Page:Revue des Deux Mondes - 1849 - tome 3.djvu/768

Le texte de cette page a été corrigé et est conforme au fac-similé.

crime dont je ne pusse au besoin dénoncer l’auteur à la justice. Les plus secrètes associations de malfaiteurs n’eurent pas de mystères pour moi. Vous avez peut-être entendu parler de cette bande des ensebados qui, pendant toute une année, répandit la terreur dans la capitale mexicaine. Les ensebados étaient des hommes qui, la nuit, après avoir enduit leur corps nu de suif ou d’huile, se précipitaient sur le passant attardé pour le dépouiller ou le frapper de leurs poignards. Un seul de ces bandits, aussi insaisissable qu’un reptile, pouvait échapper aux efforts d’une troupe de soldats vigoureux. Eh bien ! le chef des ensebados, je le connaissais ; il n’a pas quitté Mexico, et encore aujourd’hui je puis le nommer quand besoin sera. Je ne vous cite là qu’un exemple de ces singulières découvertes ; je pourrais vous en citer mille. Grace à cette vie de recherches incessantes et périlleuses, j’acquis une expérience qui me rendit bientôt redoutable aux misérables dont j’étais parvenu ainsi à connaître les sinistres antécédens. Souvent aussi mes jours furent en danger, et plus d’un malfaiteur tenta de punir en moi un surveillant incommode ; mais les services que ma connaissance des lois me permettait de leur rendre me firent d’autre part assez de cliens dévoués pour empêcher le retour de ces tentatives qui eussent coûté cher à mes ennemis. Aujourd’hui, je jouis à peu près impunément du prestige que j’exerce sur les plus redoutables bandits de Mexico, et, vous le voyez, j’ai là toute une armée à mes ordres pour prêter appui aux honnêtes gens qui peuvent avoir besoin de mon secours.

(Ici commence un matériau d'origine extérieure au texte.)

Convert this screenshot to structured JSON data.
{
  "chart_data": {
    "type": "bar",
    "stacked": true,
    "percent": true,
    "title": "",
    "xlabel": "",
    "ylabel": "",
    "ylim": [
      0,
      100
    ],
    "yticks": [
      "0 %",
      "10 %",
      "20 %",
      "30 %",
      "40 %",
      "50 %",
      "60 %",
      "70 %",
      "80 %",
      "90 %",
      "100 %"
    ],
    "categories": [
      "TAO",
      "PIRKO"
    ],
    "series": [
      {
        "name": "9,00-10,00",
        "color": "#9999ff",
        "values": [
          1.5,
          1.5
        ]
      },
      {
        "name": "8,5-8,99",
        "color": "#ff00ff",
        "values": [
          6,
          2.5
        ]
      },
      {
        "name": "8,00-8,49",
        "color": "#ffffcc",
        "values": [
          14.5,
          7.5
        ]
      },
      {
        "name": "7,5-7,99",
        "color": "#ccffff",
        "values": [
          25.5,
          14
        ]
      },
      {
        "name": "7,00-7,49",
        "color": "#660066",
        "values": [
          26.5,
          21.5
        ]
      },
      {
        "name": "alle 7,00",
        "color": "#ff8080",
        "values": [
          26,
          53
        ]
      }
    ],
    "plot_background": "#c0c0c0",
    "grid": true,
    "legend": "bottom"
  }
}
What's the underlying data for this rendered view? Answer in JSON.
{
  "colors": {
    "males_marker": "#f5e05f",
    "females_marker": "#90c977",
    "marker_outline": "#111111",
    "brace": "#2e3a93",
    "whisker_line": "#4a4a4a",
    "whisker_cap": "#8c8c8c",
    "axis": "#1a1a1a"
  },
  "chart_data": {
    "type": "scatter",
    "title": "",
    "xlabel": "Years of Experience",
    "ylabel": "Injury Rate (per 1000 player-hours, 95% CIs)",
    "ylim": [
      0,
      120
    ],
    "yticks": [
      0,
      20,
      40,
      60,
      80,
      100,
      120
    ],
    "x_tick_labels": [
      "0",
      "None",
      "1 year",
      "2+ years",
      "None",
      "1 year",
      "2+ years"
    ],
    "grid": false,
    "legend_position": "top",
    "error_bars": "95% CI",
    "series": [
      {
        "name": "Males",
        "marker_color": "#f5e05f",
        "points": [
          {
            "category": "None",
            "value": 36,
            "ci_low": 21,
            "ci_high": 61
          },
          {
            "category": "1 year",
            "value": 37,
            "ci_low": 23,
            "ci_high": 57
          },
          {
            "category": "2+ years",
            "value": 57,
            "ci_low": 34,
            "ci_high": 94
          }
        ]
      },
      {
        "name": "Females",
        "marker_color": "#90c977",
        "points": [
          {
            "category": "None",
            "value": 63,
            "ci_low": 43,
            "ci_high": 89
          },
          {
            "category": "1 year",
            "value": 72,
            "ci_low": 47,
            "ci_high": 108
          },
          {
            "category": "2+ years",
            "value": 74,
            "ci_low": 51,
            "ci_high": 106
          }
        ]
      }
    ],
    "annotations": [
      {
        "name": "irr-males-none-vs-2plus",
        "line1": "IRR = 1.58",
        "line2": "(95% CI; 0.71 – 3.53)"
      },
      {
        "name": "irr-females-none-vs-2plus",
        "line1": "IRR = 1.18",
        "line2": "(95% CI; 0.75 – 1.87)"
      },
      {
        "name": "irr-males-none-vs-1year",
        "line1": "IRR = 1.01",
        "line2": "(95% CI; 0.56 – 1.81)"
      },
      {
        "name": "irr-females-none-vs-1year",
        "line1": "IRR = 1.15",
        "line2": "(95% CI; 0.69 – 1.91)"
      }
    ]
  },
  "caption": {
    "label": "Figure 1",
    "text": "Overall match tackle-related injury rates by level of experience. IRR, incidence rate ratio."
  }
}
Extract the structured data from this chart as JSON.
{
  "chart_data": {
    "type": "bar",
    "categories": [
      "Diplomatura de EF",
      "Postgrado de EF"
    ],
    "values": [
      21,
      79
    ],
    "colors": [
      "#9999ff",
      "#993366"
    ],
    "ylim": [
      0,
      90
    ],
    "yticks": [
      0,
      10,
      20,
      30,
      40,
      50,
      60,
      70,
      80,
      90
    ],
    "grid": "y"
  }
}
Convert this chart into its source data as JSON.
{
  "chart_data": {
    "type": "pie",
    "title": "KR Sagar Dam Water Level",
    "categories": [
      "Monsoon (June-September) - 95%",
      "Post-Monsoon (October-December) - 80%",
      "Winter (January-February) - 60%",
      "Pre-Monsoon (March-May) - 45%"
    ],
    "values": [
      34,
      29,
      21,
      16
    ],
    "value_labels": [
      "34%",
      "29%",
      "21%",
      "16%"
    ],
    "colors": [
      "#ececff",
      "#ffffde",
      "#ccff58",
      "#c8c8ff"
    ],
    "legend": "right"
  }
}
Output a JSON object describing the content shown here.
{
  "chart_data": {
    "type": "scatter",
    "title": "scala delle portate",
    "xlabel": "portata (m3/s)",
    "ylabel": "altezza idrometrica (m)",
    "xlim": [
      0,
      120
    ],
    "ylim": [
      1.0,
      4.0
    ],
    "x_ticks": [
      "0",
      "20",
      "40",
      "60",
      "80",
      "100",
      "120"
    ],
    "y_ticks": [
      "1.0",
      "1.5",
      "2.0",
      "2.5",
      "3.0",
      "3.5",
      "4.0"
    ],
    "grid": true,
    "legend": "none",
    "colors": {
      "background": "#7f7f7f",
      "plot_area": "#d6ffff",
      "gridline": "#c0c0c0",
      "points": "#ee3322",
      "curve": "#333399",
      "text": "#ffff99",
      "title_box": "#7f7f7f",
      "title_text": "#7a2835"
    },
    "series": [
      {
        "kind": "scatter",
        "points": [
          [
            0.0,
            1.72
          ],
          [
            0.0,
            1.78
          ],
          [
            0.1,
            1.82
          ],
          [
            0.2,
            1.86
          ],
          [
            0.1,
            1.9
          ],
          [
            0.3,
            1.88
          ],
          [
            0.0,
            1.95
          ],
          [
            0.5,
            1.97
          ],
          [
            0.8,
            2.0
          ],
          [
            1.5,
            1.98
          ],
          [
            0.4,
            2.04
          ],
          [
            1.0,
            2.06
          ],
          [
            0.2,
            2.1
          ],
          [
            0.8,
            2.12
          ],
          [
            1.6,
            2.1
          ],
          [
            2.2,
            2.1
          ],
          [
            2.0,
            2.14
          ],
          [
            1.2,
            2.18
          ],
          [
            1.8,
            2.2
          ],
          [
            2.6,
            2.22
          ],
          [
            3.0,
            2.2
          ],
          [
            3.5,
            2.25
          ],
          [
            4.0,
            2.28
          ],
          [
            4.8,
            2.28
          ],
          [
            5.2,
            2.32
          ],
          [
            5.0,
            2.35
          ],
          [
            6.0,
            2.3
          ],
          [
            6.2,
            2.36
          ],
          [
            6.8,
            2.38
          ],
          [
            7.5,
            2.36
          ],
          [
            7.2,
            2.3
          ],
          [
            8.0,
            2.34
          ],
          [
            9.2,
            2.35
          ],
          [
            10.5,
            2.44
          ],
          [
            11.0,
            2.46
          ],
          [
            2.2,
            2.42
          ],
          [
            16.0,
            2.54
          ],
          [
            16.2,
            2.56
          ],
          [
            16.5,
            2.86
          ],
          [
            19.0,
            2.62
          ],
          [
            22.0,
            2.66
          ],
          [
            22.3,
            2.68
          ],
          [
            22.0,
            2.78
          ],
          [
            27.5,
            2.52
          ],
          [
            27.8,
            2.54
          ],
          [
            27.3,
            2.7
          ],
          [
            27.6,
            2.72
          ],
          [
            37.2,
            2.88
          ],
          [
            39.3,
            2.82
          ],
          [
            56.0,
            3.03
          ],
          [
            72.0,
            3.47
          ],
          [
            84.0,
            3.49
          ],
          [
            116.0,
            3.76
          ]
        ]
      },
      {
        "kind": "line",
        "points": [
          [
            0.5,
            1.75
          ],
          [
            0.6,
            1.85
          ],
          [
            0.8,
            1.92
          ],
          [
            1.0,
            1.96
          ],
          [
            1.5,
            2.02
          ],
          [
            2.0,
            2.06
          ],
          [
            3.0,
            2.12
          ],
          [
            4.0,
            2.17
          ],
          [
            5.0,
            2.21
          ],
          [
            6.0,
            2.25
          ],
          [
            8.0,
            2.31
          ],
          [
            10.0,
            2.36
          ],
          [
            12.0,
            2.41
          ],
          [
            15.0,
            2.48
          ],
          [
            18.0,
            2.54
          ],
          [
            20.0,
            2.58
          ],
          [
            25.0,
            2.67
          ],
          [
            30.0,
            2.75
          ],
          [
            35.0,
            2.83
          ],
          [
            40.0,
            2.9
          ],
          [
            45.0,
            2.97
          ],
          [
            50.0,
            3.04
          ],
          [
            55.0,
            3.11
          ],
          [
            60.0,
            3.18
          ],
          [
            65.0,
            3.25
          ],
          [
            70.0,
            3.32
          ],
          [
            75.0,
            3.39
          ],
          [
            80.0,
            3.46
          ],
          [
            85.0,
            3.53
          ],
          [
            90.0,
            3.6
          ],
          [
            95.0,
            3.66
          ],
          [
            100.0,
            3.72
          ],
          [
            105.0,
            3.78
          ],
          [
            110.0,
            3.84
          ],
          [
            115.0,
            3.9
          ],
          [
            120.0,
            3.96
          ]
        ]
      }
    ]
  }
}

— C’est le cas où je me trouve, répondis-je, et je me félicite de m’être adressé à vous ; mais vous ne me dites pas si vos efforts pour retrouver l’assassin du Paseo de Bucareli ont été enfin couronnés de succès.

— Complètement. Je fus assez heureux pour retrouver l’écrivain public dont la plume avait tracé, sous la dictée d’un lâche assassin, les lignes fatales qui avaient entraîné ma jeune fiancée au Paseo. Cet assassin, l’écrivain public le connaissait, et il me mit sur ses traces. Je le découvris ; j’aurais pu le dénoncer et le livrer à la justice. C’eût été atteindre enfin le but que j’avais assigné à toute ma vie. Que vous dirai-je ? je n’en fis rien. Bien des années s’étaient passées déjà depuis le jour où avait été commis l’assassinat du Paseo, et, à force de vivre avec les méchans j’avais appris à les plaindre plutôt qu’à les haïr. J’étais parvenu même à me faire de leur perversité une arme redoutable pour terminer certaines affaires devant lesquelles la justice mexicaine s’avouait impuissante. L’assassin du Paseo est encore pour moi un de ces instrumens que je pourrais briser d’un mot, et que je préfère employer, en les dirigeant, au service de mes nombreux cliens.

Un nouveau silence succéda à ces paroles. Le tintement du glas continuait toujours.